The Indigenous and Grassroots Organizations Council of Honduras (COPINH) wrote a public letter to FCPF in February 2013 to clarify that neither it nor the Afro-descendent Fraternal Black Organization of Honduras (OFRANEH) is part of CONPAH, and neither group will participate in the process to prepare REDD-plus. Indeed, they have been strongly critical of it and reject it outright.
Berta Cáceres of COPINH lives in the frosty, rural, and indigenous Lenca territory of La Esperanza. In a public letter, she explained that her organization is not against indigenous people being compensated for caring for forests; this is something they have done for centuries. She pointed out instead that genuine efforts to stop deforestation would require stopping large timber companies from clearing the land, not commodifying the forests to provide credits for big polluters around the world to continue contaminating.
In a January 2012 interview, Berta warned me about how REDD-plus will impact communities where it’s implemented. “It means that they are going to put army or security guards to make sure nobody enters,” she said, “so families can’t go and collect firewood or medicine.” The land will be privatized and conceded to companies, and the community will be excluded from making any decisions about it.
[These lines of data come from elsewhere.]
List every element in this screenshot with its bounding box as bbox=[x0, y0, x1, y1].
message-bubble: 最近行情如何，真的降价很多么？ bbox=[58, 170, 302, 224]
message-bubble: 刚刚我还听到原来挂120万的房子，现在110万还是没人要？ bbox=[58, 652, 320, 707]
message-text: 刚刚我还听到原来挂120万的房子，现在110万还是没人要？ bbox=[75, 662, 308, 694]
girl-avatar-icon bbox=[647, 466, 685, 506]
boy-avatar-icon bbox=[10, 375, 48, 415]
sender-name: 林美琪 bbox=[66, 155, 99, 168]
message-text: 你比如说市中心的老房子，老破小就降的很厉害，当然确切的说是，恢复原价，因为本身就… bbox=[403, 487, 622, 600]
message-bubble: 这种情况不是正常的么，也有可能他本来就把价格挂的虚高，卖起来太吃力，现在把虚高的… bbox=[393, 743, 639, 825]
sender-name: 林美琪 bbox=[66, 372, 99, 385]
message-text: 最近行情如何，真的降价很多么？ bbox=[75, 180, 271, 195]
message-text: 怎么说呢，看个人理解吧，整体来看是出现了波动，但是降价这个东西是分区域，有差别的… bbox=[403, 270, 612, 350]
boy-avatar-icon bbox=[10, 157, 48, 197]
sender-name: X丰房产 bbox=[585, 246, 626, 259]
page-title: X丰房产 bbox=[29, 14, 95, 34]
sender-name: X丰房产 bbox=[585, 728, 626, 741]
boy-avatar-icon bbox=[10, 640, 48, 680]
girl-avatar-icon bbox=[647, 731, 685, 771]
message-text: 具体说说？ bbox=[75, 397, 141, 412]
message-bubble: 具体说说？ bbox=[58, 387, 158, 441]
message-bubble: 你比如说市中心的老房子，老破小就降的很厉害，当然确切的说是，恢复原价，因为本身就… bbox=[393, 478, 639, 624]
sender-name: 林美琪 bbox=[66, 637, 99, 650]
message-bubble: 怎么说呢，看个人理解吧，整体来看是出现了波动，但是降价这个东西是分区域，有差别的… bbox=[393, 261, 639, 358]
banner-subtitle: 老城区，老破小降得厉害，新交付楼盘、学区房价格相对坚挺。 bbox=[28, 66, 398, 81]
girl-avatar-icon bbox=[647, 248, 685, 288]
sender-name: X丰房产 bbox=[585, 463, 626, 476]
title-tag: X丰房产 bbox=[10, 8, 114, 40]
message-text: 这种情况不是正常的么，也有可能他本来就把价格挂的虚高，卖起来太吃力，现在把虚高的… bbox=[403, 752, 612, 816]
This process opens doors to concessions of commercial projects, CDMs, mining, dams, and other projects damaging to forests. In light of this situation, perhaps REDD-plus would be better described as a business of “Reinforcing Enforcement of Dispossession” against communities—and one that causes deforestation anyway.
Death threats are just as real to those defending communities against REDD-plus as they are to those defending farms and rivers. Cáceres closed the 2012 year reporting serious and escalating death threats against herself and her family. In May 2013, while at a highway blockade organized against the damming of Rio Blanco, Berta was captured by police and detained overnight. She is still battling the charges against her.
It is no coincidence that Honduras is a hotbed for oxygen traders. Not only are there vast natural resources, but the state of impunity that the 2009 military coup intensified makes the country all the more attractive for profit making ventures. Still, Honduras is just one example of a global phenomenon.
Official international efforts to curb climate change have not always gone well. The latest UN climate negotiation that took place December 2012 in Doha, Qatar was condemned by Friends of the Earth International for not achieving emissions cuts agreements. The only winners from the talks were the polluting industries and the carbon trading market. The problem, as Carbon Trade Watch puts it, is that the UN talks have been finding “ways to expand the trading experiment, but the evidence suggests it should be abandoned.”
As UN negotiations have not solved the problem, the necessity for grassroots collaboration to create real change is all the more urgent. There is right now an opportunity for activists worldwide to join forces, share experiences, analyze the way markets dominate our lives, and decide collectively as communities from around the world what real climate solutions would mean and how to create a different system.
The stories of Vitalino, Berta, and the rest—and the memories of the nearly 100 farmers killed in Bajo Aguán—remind us of the urgency and importance of activism to stop the oxygen trade and start finding real solutions.